Catalyst Dynamic Mutual Fund Forecast - Simple Moving Average

CPEIX Fund  USD 23.69  0.02  0.08%   
The Simple Moving Average forecasted value of Catalyst Dynamic Alpha on the next trading day is expected to be 23.70 with a mean absolute deviation of 0.25 and the sum of the absolute errors of 14.84. Catalyst Mutual Fund Forecast is based on your current time horizon.
At this time, The relative strength index (RSI) of Catalyst Dynamic's share price is at 53 suggesting that the mutual fund is in nutural position, most likellhy at or near its resistance level. The main idea of RSI analysis is to track how fast people are buying or selling Catalyst Dynamic, making its price go up or down.

Momentum 53

 Impartial

 
Oversold
 
Overbought
The successful prediction of Catalyst Dynamic's future price could yield a significant profit. We analyze noise-free headlines and recent hype associated with Catalyst Dynamic Alpha, which may create opportunities for some arbitrage if properly timed.
Using Catalyst Dynamic hype-based prediction, you can estimate the value of Catalyst Dynamic Alpha from the perspective of Catalyst Dynamic response to recently generated media hype and the effects of current headlines on its competitors.
The Simple Moving Average forecasted value of Catalyst Dynamic Alpha on the next trading day is expected to be 23.70 with a mean absolute deviation of 0.25 and the sum of the absolute errors of 14.84.

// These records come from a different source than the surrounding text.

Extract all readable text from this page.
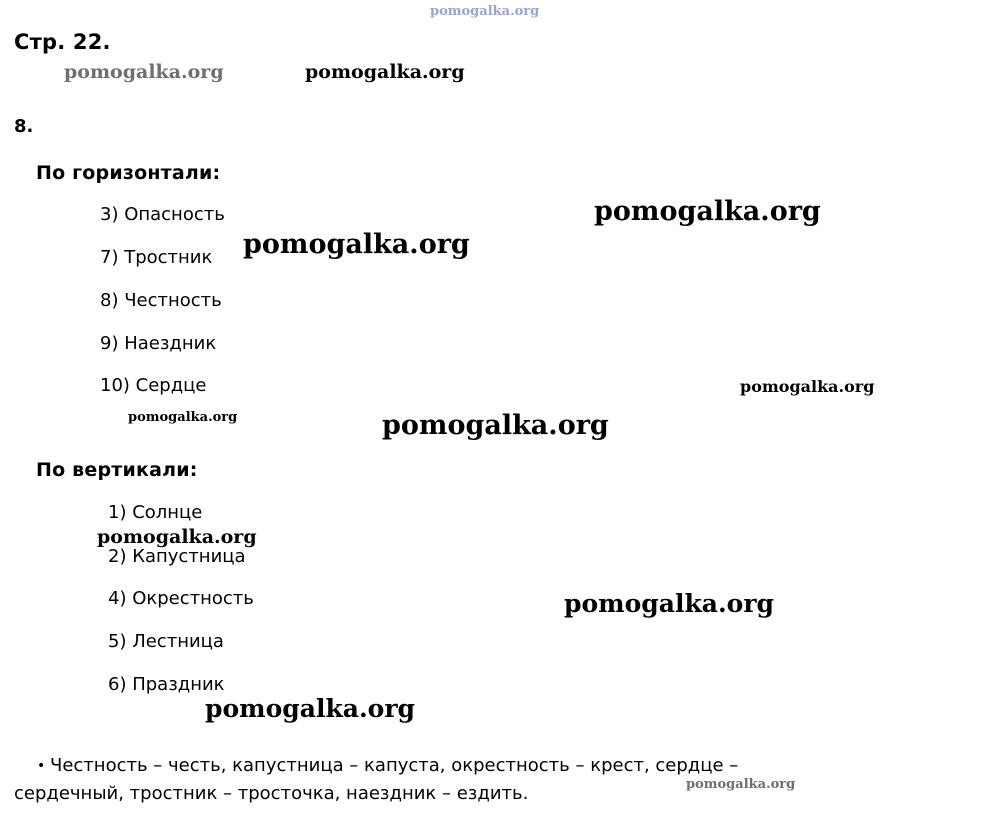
pomogalka.org
pomogalka.org	pomogalka.org
pomogalka.org
pomogalka.org
pomogalka.org
pomogalka.org	pomogalka.org
pomogalka.org
pomogalka.org
pomogalka.org
pomogalka.org
Стр. 22.
8.
По горизонтали:
3) Опасность
7) Тростник
8) Честность
9) Наездник
10) Сердце
По вертикали:
1) Солнце
2) Капустница
4) Окрестность
5) Лестница
6) Праздник
• Честность – честь, капустница – капуста, окрестность – крест, сердце –
сердечный, тростник – тросточка, наездник – ездить.
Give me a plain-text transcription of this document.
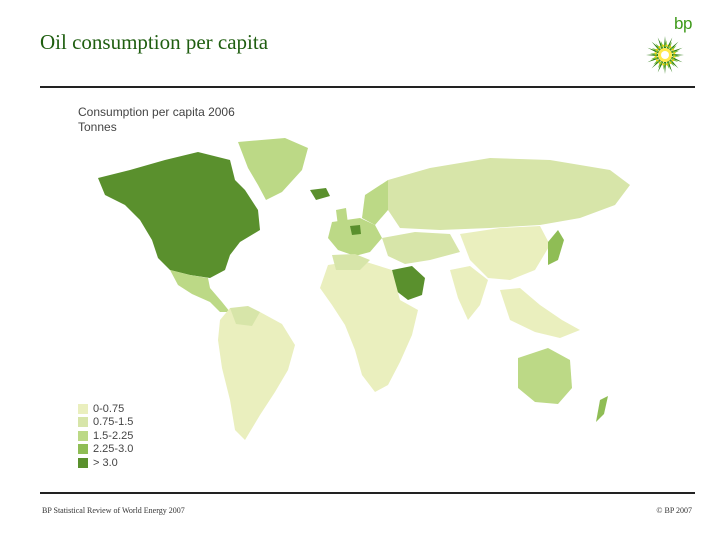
Oil consumption per capita
bp
Consumption per capita 2006
Tonnes
0-0.75
0.75-1.5
1.5-2.25
2.25-3.0
> 3.0
BP Statistical Review of World Energy 2007	© BP 2007
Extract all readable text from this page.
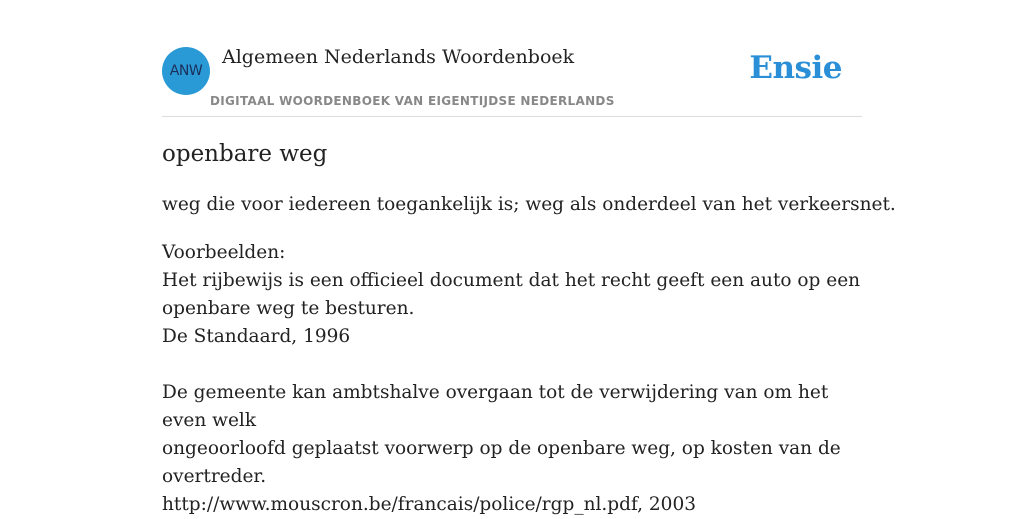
ANW
Algemeen Nederlands Woordenboek
DIGITAAL WOORDENBOEK VAN EIGENTIJDSE NEDERLANDS
Ensie
openbare weg
weg die voor iedereen toegankelijk is; weg als onderdeel van het verkeersnet.

Voorbeelden:

Het rijbewijs is een officieel document dat het recht geeft een auto op een

openbare weg te besturen.

De Standaard, 1996

De gemeente kan ambtshalve overgaan tot de verwijdering van om het even welk

ongeoorloofd geplaatst voorwerp op de openbare weg, op kosten van de

overtreder.

http://www.mouscron.be/francais/police/rgp_nl.pdf, 2003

Catalyst Dynamic after-hype prediction price

    
  USD 23.69  
There is no one specific way to measure market sentiment using hype analysis or a similar predictive technique. This prediction method should be used in combination with more fundamental and traditional techniques such as fund price forecasting, technical analysis, analysts consensus, earnings estimates, and various momentum models.
  
Check out Historical Fundamental Analysis of Catalyst Dynamic to cross-verify your projections.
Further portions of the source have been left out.